For a solo founder, this is the difference between a one-line onboarding (uv sync and you're running on the right Python) and a README section explaining how to install pyenv, install the right CPython, and point Poetry at it. If reproducibility-from-scratch matters, uv is doing a job the other two delegate.
Workspaces and monorepos#
If you have one package, this section doesn't apply — skip to the recommendation. If you have several packages in one repo, it decides things. uv supports Cargo-style workspaces: multiple packages sharing a single lockfile and resolved together, which is exactly the monorepo model. Poetry handles multi-package setups through path dependencies, but there's no first-class workspace concept, so you assemble it. pip-tools has no notion of workspaces at all — you'd compile each package's requirements yourself and manage the seams by hand.
The recommendation#
The commands make the ergonomics concrete. Here's the same job — start a project, add a dependency, lock — in each tool, plus the migration one-liner:
# uv: init, add, lock, and install Python + deps in one tool
uv init myapp && cd myapp
uv add fastapi
uv lock
uv sync # reproduces the env, installs Python if needed
# Poetry equivalent
poetry new myapp && cd myapp
poetry add fastapi # updates pyproject.toml + poetry.lock
poetry install
# pip-tools equivalent (you manage the venv + Python yourself)
python -m venv .venv && source .venv/bin/activate
echo "fastapi" >> requirements.in
pip-compile requirements.in # -> pinned requirements.txt
pip-sync requirements.txt
# Migrating an existing project to uv (after deps are under [project])
uv lock # resolve current pyproject.toml into uv.lock, then: uv sync
Default pick: uv.

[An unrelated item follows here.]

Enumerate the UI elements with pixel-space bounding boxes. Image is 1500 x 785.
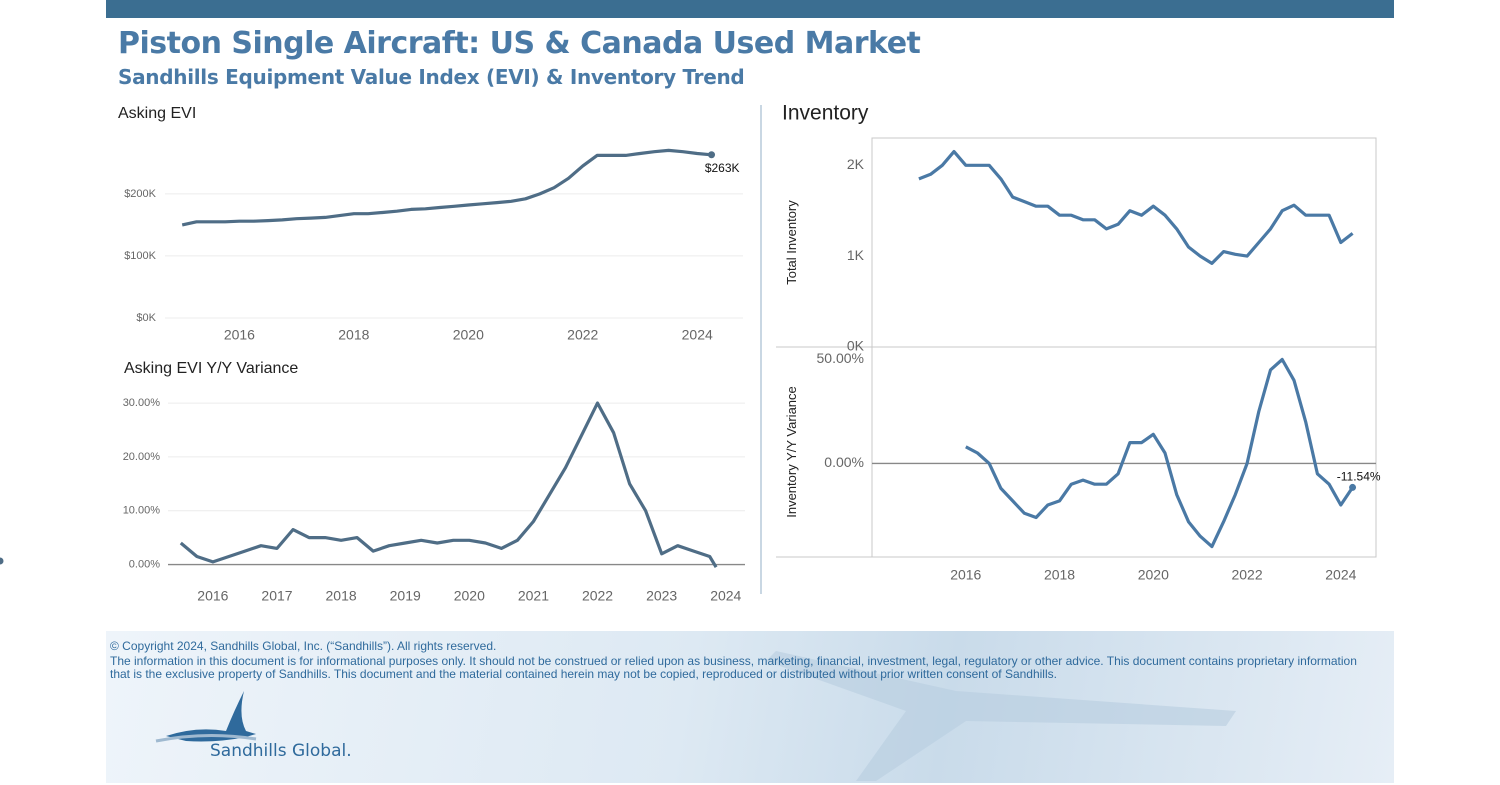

For a solo founder shipping fast, it's the obvious call. One binary replaces pip, pip-tools, virtualenv, and pyenv; onboarding is uv sync; CI is fast; and PEP 621 keeps you portable if you ever change your mind. Nothing else in 2026 gives you that much for that little setup. (For a deeper single-tool walkthrough, see our uv tool highlight.)
Exception one: you already run Poetry 2.x and it's fine. A working, PEP 621-compliant Poetry project is not a problem to solve. Migrate only if slow CI installs or a tangle of pyenv-plus-Poetry-plus-pip-tools is actively costing you time. "uv is faster" is not, by itself, a reason to rewrite a workflow that ships.
Exception two: you want the minimum viable lockfile. If your deploy expects a requirements.txt, your Python and venv are already handled by your platform, and you distrust tools that do a lot, pip-tools is the honest choice. pip-compile and pip-sync add reproducibility to plain pip and stop there — the smallest surface area of the three, and sometimes that's exactly the feature you're buying.
Match the tool to how much of the stack you want it to own. Own all of it: uv. Own the dependency manager but not the interpreter: Poetry. Own nothing but the lockfile: pip-tools. Get that right and the speed numbers, the file formats, and the migration arguments all stop mattering.